Revision as of 11:39, 15 August 2012

Overview

The term "waveform" is used to describe the shape or "form" of a wave signal. The term "wave" is commonly used to describe a cyclical electromagnetic signal or acoustic signal because of the similarity to "waves" in a body of water.

Basics

At the most basic level, a “sine” waveform represents a single frequency or “pure tone.” Most audio waveforms consist of multiple frequencies with varying phase relationships; which results in a very different shape than a sine wave. Using the technique of Fourier analysis; even complex waveforms can be broken-down into the constituent sine wave components.


For more information on Fourier analysis; click here.

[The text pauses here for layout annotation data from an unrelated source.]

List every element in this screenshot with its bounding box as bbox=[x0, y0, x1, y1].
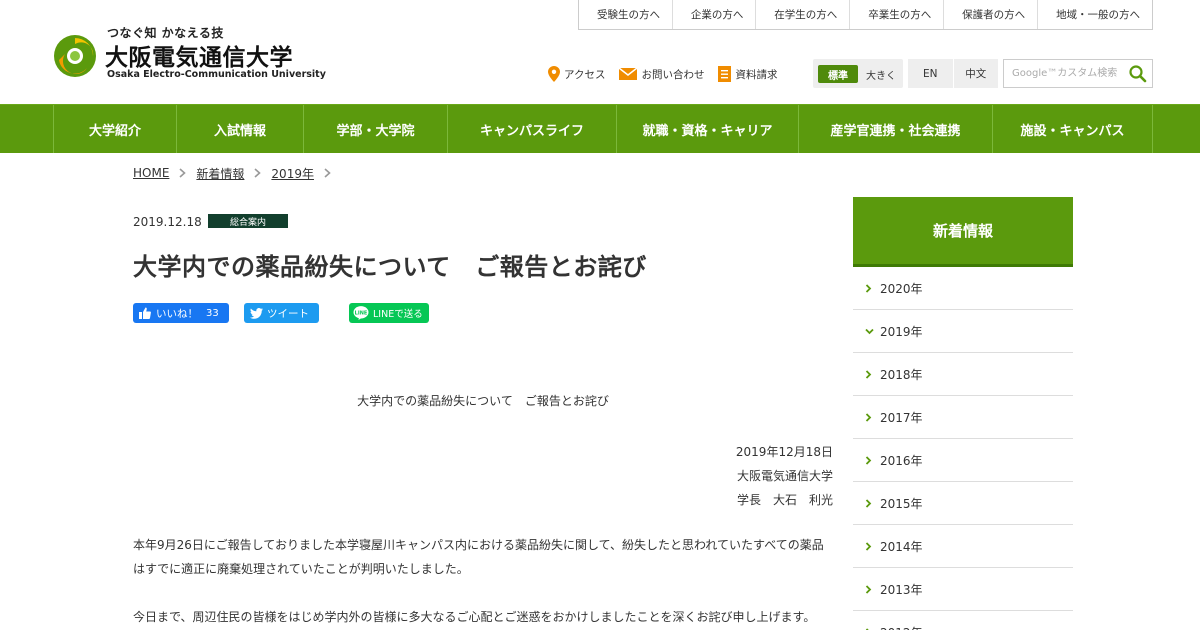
thumbs-up-icon bbox=[139, 307, 151, 319]
sidebar-item-year[interactable]: 2017年 bbox=[853, 396, 1073, 439]
sidebar-item-label: 2017年 bbox=[880, 410, 923, 425]
chevron-right-icon bbox=[865, 498, 880, 508]
facebook-like-label: いいね！ bbox=[156, 307, 198, 320]
sidebar-item-year[interactable]: 2013年 bbox=[853, 568, 1073, 611]
sidebar-item-label: 2015年 bbox=[880, 496, 923, 511]
gnav-item-faculties[interactable]: 学部・大学院 bbox=[303, 105, 447, 153]
chevron-right-icon bbox=[865, 455, 880, 465]
chevron-right-icon bbox=[244, 168, 271, 178]
font-size-standard-button[interactable]: 標準 bbox=[818, 65, 858, 83]
chevron-right-icon bbox=[865, 584, 880, 594]
sidebar-item-label: 2020年 bbox=[880, 281, 923, 296]
announcement-paragraph: 本年9月26日にご報告しておりました本学寝屋川キャンパス内における薬品紛失に関し… bbox=[133, 538, 824, 576]
sidebar-item-year[interactable]: 2012年 bbox=[853, 611, 1073, 630]
year-archive-list: 2020年 2019年 2018年 2017年 2016年 2015年 2014年 2013年… bbox=[853, 267, 1073, 630]
site-header: つなぐ知 かなえる技 大阪電気通信大学 Osaka Electro-Commun… bbox=[0, 0, 1200, 104]
line-logo-icon: LINE bbox=[353, 306, 369, 320]
facebook-like-button[interactable]: いいね！ 33 bbox=[133, 303, 229, 323]
page-title: 大学内での薬品紛失について ご報告とお詫び bbox=[133, 253, 647, 281]
font-size-large-button[interactable]: 大きく bbox=[863, 65, 899, 83]
chevron-right-icon bbox=[865, 412, 880, 422]
announcement-signature: 2019年12月18日 大阪電気通信大学 学長 大石 利光 bbox=[736, 440, 833, 512]
access-link-label: アクセス bbox=[564, 68, 606, 81]
access-link[interactable]: アクセス bbox=[548, 66, 605, 82]
audience-link-prospective[interactable]: 受験生の方へ bbox=[579, 0, 672, 29]
gnav-item-career[interactable]: 就職・資格・キャリア bbox=[616, 105, 798, 153]
language-zh-link[interactable]: 中文 bbox=[952, 59, 999, 88]
sidebar-item-label: 2019年 bbox=[880, 324, 923, 339]
site-search bbox=[1003, 59, 1153, 88]
sidebar-item-year[interactable]: 2016年 bbox=[853, 439, 1073, 482]
twitter-bird-icon bbox=[250, 307, 263, 319]
line-share-button[interactable]: LINE LINEで送る bbox=[349, 303, 429, 323]
map-pin-icon bbox=[548, 66, 560, 82]
breadcrumb-home[interactable]: HOME bbox=[133, 166, 169, 180]
tweet-label: ツイート bbox=[267, 307, 309, 320]
svg-text:LINE: LINE bbox=[355, 310, 368, 316]
post-date: 2019.12.18 bbox=[133, 215, 202, 229]
announcement-heading: 大学内での薬品紛失について ご報告とお詫び bbox=[357, 394, 609, 408]
tweet-button[interactable]: ツイート bbox=[244, 303, 319, 323]
audience-link-students[interactable]: 在学生の方へ bbox=[755, 0, 849, 29]
gnav-item-facilities[interactable]: 施設・キャンパス bbox=[992, 105, 1153, 153]
signature-president: 学長 大石 利光 bbox=[736, 493, 833, 507]
sidebar-item-label: 2016年 bbox=[880, 453, 923, 468]
university-logo-mark bbox=[54, 35, 96, 77]
logo-name: 大阪電気通信大学 bbox=[105, 45, 293, 71]
chevron-right-icon bbox=[865, 283, 880, 293]
site-logo[interactable]: つなぐ知 かなえる技 大阪電気通信大学 Osaka Electro-Commun… bbox=[53, 24, 326, 84]
contact-link-label: お問い合わせ bbox=[641, 68, 705, 81]
contact-link[interactable]: お問い合わせ bbox=[619, 67, 704, 82]
audience-link-parents[interactable]: 保護者の方へ bbox=[943, 0, 1037, 29]
audience-nav: 受験生の方へ 企業の方へ 在学生の方へ 卒業生の方へ 保護者の方へ 地域・一般の… bbox=[578, 0, 1153, 30]
announcement-paragraph: 今日まで、周辺住民の皆様をはじめ学内外の皆様に多大なるご心配とご迷惑をおかけしま… bbox=[133, 610, 816, 624]
gnav-item-admissions[interactable]: 入試情報 bbox=[176, 105, 303, 153]
logo-name-en: Osaka Electro-Communication University bbox=[107, 69, 326, 80]
audience-link-community[interactable]: 地域・一般の方へ bbox=[1037, 0, 1152, 29]
sidebar-item-year[interactable]: 2020年 bbox=[853, 267, 1073, 310]
search-icon[interactable] bbox=[1128, 64, 1148, 84]
gnav-item-about[interactable]: 大学紹介 bbox=[53, 105, 176, 153]
gnav-item-campus-life[interactable]: キャンパスライフ bbox=[447, 105, 616, 153]
language-switcher: EN 中文 bbox=[908, 59, 998, 88]
sidebar-title: 新着情報 bbox=[853, 197, 1073, 267]
brochure-link-label: 資料請求 bbox=[735, 68, 778, 81]
utility-links: アクセス お問い合わせ 資料請求 bbox=[548, 64, 791, 84]
chevron-right-icon bbox=[314, 168, 341, 178]
search-input[interactable] bbox=[1004, 60, 1122, 87]
sidebar-item-label: 2013年 bbox=[880, 582, 923, 597]
sidebar-item-year[interactable]: 2015年 bbox=[853, 482, 1073, 525]
document-icon bbox=[718, 66, 732, 82]
breadcrumb: HOME 新着情報 2019年 bbox=[133, 165, 341, 181]
brochure-link[interactable]: 資料請求 bbox=[718, 66, 777, 82]
language-en-link[interactable]: EN bbox=[908, 59, 953, 88]
font-size-switcher: 標準 大きく bbox=[813, 59, 903, 88]
chevron-right-icon bbox=[169, 168, 196, 178]
mail-icon bbox=[619, 68, 638, 80]
sidebar-item-year[interactable]: 2018年 bbox=[853, 353, 1073, 396]
sidebar-item-year[interactable]: 2014年 bbox=[853, 525, 1073, 568]
sidebar-item-year[interactable]: 2019年 bbox=[853, 310, 1073, 353]
gnav-item-collaboration[interactable]: 産学官連携・社会連携 bbox=[798, 105, 992, 153]
signature-organization: 大阪電気通信大学 bbox=[736, 469, 833, 483]
breadcrumb-news[interactable]: 新着情報 bbox=[196, 165, 244, 182]
chevron-right-icon bbox=[865, 369, 880, 379]
news-archive-sidebar: 新着情報 2020年 2019年 2018年 2017年 2016年 2015年 2014年… bbox=[853, 197, 1073, 630]
signature-date: 2019年12月18日 bbox=[735, 445, 833, 459]
breadcrumb-year[interactable]: 2019年 bbox=[271, 165, 314, 182]
audience-link-alumni[interactable]: 卒業生の方へ bbox=[849, 0, 943, 29]
global-nav: 大学紹介 入試情報 学部・大学院 キャンパスライフ 就職・資格・キャリア 産学官… bbox=[0, 104, 1200, 153]
chevron-right-icon bbox=[865, 541, 880, 551]
chevron-down-icon bbox=[865, 328, 880, 335]
share-buttons: いいね！ 33 ツイート LINE LINEで送る bbox=[133, 303, 453, 323]
audience-link-companies[interactable]: 企業の方へ bbox=[671, 0, 755, 29]
sidebar-item-label: 2018年 bbox=[880, 367, 923, 382]
facebook-like-count: 33 bbox=[206, 307, 219, 319]
sidebar-item-label: 2012年 bbox=[880, 624, 923, 630]
sidebar-item-label: 2014年 bbox=[880, 539, 923, 554]
category-badge: 総合案内 bbox=[208, 214, 288, 228]
line-share-label: LINEで送る bbox=[373, 309, 423, 320]
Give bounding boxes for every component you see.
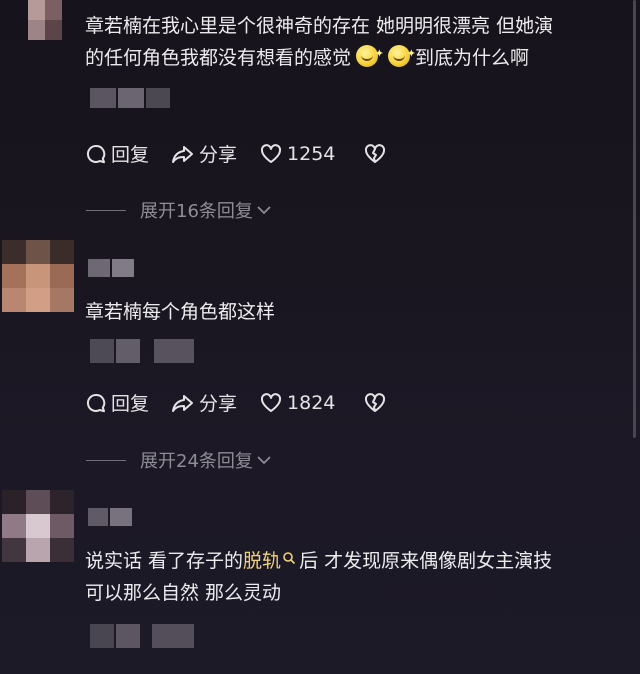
reply-button[interactable]: 回复 bbox=[85, 140, 149, 167]
timestamp-blurred bbox=[90, 88, 170, 108]
share-button[interactable]: 分享 bbox=[171, 140, 237, 167]
search-keyword[interactable]: 脱轨 bbox=[243, 550, 281, 572]
avatar[interactable] bbox=[2, 490, 74, 562]
timestamp-blurred bbox=[90, 624, 194, 648]
comment-actions: 回复 分享 1824 bbox=[85, 389, 413, 416]
heart-icon bbox=[261, 143, 282, 163]
username-blurred bbox=[88, 259, 134, 277]
comment-icon bbox=[86, 144, 106, 163]
dislike-button[interactable] bbox=[363, 143, 391, 165]
like-button[interactable]: 1824 bbox=[259, 392, 335, 414]
share-icon bbox=[172, 394, 194, 412]
comment-text: 章若楠在我心里是个很神奇的存在 她明明很漂亮 但她演 的任何角色我都没有想看的感… bbox=[85, 15, 554, 69]
divider-line bbox=[86, 459, 126, 461]
heart-icon bbox=[261, 392, 282, 412]
comment-text: 章若楠每个角色都这样 bbox=[85, 301, 276, 323]
username-blurred bbox=[88, 508, 132, 526]
reply-button[interactable]: 回复 bbox=[85, 389, 149, 416]
expand-replies[interactable]: 展开24条回复 bbox=[86, 447, 272, 473]
avatar[interactable] bbox=[28, 0, 62, 40]
avatar[interactable] bbox=[2, 240, 74, 312]
chevron-down-icon bbox=[257, 456, 271, 465]
expand-replies[interactable]: 展开16条回复 bbox=[86, 197, 272, 223]
broken-heart-icon bbox=[365, 143, 386, 163]
broken-heart-icon bbox=[365, 392, 386, 412]
smile-emoji-icon: ✦ bbox=[356, 45, 384, 67]
comment-actions: 回复 分享 1254 bbox=[85, 140, 413, 167]
dislike-button[interactable] bbox=[363, 392, 391, 414]
share-icon bbox=[172, 145, 194, 163]
search-icon[interactable] bbox=[282, 551, 296, 565]
smile-emoji-icon: ✦ bbox=[388, 45, 416, 67]
comment-icon bbox=[86, 393, 106, 412]
share-button[interactable]: 分享 bbox=[171, 389, 237, 416]
comment-text: 说实话 看了存子的脱轨后 才发现原来偶像剧女主演技 可以那么自然 那么灵动 bbox=[85, 550, 553, 604]
like-button[interactable]: 1254 bbox=[259, 143, 335, 165]
chevron-down-icon bbox=[257, 206, 271, 215]
timestamp-blurred bbox=[90, 339, 194, 363]
like-count: 1824 bbox=[287, 391, 336, 414]
like-count: 1254 bbox=[287, 142, 336, 165]
divider-line bbox=[86, 209, 126, 211]
scrollbar[interactable] bbox=[633, 0, 636, 438]
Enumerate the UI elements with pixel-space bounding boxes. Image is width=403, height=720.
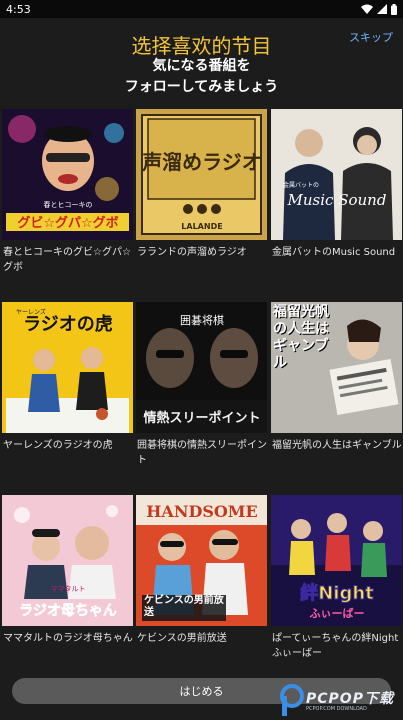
program-card[interactable]: ラジオ母ちゃん ママタルト ママタルトのラジオ母ちゃん [2, 495, 133, 646]
watermark-logo-icon [280, 684, 304, 716]
page-title: 选择喜欢的节目 [131, 34, 272, 58]
program-thumbnail: グビ☆グパ☆グボ 春とヒコーキの [2, 109, 133, 240]
status-icons [361, 3, 397, 15]
status-time: 4:53 [6, 2, 31, 16]
art-title: ラジオ母ちゃん [19, 603, 117, 619]
art-subtitle: LALANDE [181, 222, 222, 231]
program-card[interactable]: ラジオの虎 ヤーレンズ ヤーレンズのラジオの虎 [2, 302, 133, 453]
program-title: 福留光帆の人生はギャンブル [272, 440, 402, 451]
program-card[interactable]: グビ☆グパ☆グボ 春とヒコーキの 春とヒコーキのグビ☆グパ☆グボ [2, 109, 133, 275]
art-subtitle: ママタルト [51, 584, 86, 593]
program-thumbnail: ラジオの虎 ヤーレンズ [2, 302, 133, 433]
art-subtitle: 金属バットの [283, 181, 319, 189]
art-title: 声溜めラジオ [141, 150, 262, 174]
program-thumbnail: 声溜めラジオ LALANDE [136, 109, 267, 240]
art-title: ラジオの虎 [23, 313, 113, 335]
battery-icon [391, 3, 397, 15]
art-title: ケビンスの男前放送 [144, 595, 224, 618]
watermark-subtext: PCPOP.COM DOWNLOAD [306, 706, 367, 712]
status-bar: 4:53 [0, 0, 403, 18]
program-title: 金属バットのMusic Sound [272, 247, 396, 258]
program-card[interactable]: 声溜めラジオ LALANDE ラランドの声溜めラジオ [136, 109, 267, 260]
page-subtitle: 気になる番組を フォローしてみましょう [0, 56, 403, 98]
art-subtitle: ヤーレンズ [16, 308, 46, 316]
wifi-icon [361, 4, 373, 14]
start-button-label: はじめる [179, 685, 224, 698]
program-card[interactable]: 絆Night ふぃーばー ぱーてぃーちゃんの絆Nightふぃーばー [271, 495, 402, 661]
signal-icon [377, 4, 387, 14]
watermark-text: PCPOP下载 [306, 691, 394, 707]
header: 选择喜欢的节目 気になる番組を フォローしてみましょう スキップ [0, 18, 403, 100]
art-subtitle: ふぃーばー [310, 606, 365, 620]
art-title: 絆Night [300, 582, 374, 604]
watermark: PCPOP下载 PCPOP.COM DOWNLOAD [280, 682, 400, 718]
subtitle-line-1: 気になる番組を [152, 58, 251, 74]
program-title: ケビンスの男前放送 [137, 633, 227, 644]
program-thumbnail: 情熱スリーポイント 囲碁将棋 [136, 302, 267, 433]
art-subtitle: HANDSOME [146, 502, 257, 521]
art-subtitle: 春とヒコーキの [44, 200, 93, 209]
program-title: ぱーてぃーちゃんの絆Nightふぃーばー [272, 633, 399, 659]
program-title: 春とヒコーキのグビ☆グパ☆グボ [3, 247, 131, 273]
program-title: 囲碁将棋の情熱スリーポイント [137, 440, 267, 466]
program-thumbnail: 絆Night ふぃーばー [271, 495, 402, 626]
program-card[interactable]: HANDSOME ケビンスの男前放送 ケビンスの男前放送 [136, 495, 267, 646]
program-title: ママタルトのラジオ母ちゃん [3, 633, 133, 644]
program-title: ラランドの声溜めラジオ [137, 247, 247, 258]
program-thumbnail: ラジオ母ちゃん ママタルト [2, 495, 133, 626]
program-card[interactable]: Music Sound 金属バットの 金属バットのMusic Sound [271, 109, 402, 260]
art-title: Music Sound [287, 191, 387, 209]
program-card[interactable]: 福留光帆の人生はギャンブル 福留光帆の人生はギャンブル [271, 302, 402, 453]
art-title: 福留光帆の人生はギャンブル [273, 304, 329, 371]
subtitle-line-2: フォローしてみましょう [124, 79, 279, 95]
program-thumbnail: HANDSOME ケビンスの男前放送 [136, 495, 267, 626]
program-card[interactable]: 情熱スリーポイント 囲碁将棋 囲碁将棋の情熱スリーポイント [136, 302, 267, 468]
art-title: 情熱スリーポイント [143, 410, 260, 426]
program-title: ヤーレンズのラジオの虎 [3, 440, 113, 451]
skip-button[interactable]: スキップ [349, 29, 393, 45]
program-thumbnail: Music Sound 金属バットの [271, 109, 402, 240]
program-thumbnail: 福留光帆の人生はギャンブル [271, 302, 402, 433]
art-title: グビ☆グパ☆グボ [17, 215, 118, 231]
art-subtitle: 囲碁将棋 [180, 313, 224, 327]
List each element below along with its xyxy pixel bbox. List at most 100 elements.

Because the constituent sine waves of a complex waveform add or subtract from each other due their phase relationship; the shape of the waveform can vary over time; even if the amplitude and frequency of the constituent sine waves do not. In a similar manner, even if the waveform consists purely of harmonic frequencies; the phase relationship of each harmonic frequency component will affect the shape of the resulting complex waveform. This is part of the reason why using square waves with a near zero rise-time or extremely short impulses in testing audio circuitry is usually not relevant to circuit performance with audio signals. The only way a "square edge" waveform can exist is if every harmonic frequency remains perfectly "in-phase" with each other. Although it is possible to generate square or square-edge pulse waveforms using a synthesizer or test equipment; real-world music (and most other audio) never contains square edge waveforms because limiting the signal's frequency response will result in a finite rise-time. Virtually all audio is frequency-band limited for a number of reasons; including real limitations in audio performance caused when higher-than-audio frequencies are allowed to pass though audio amplifiers or digital audio converters.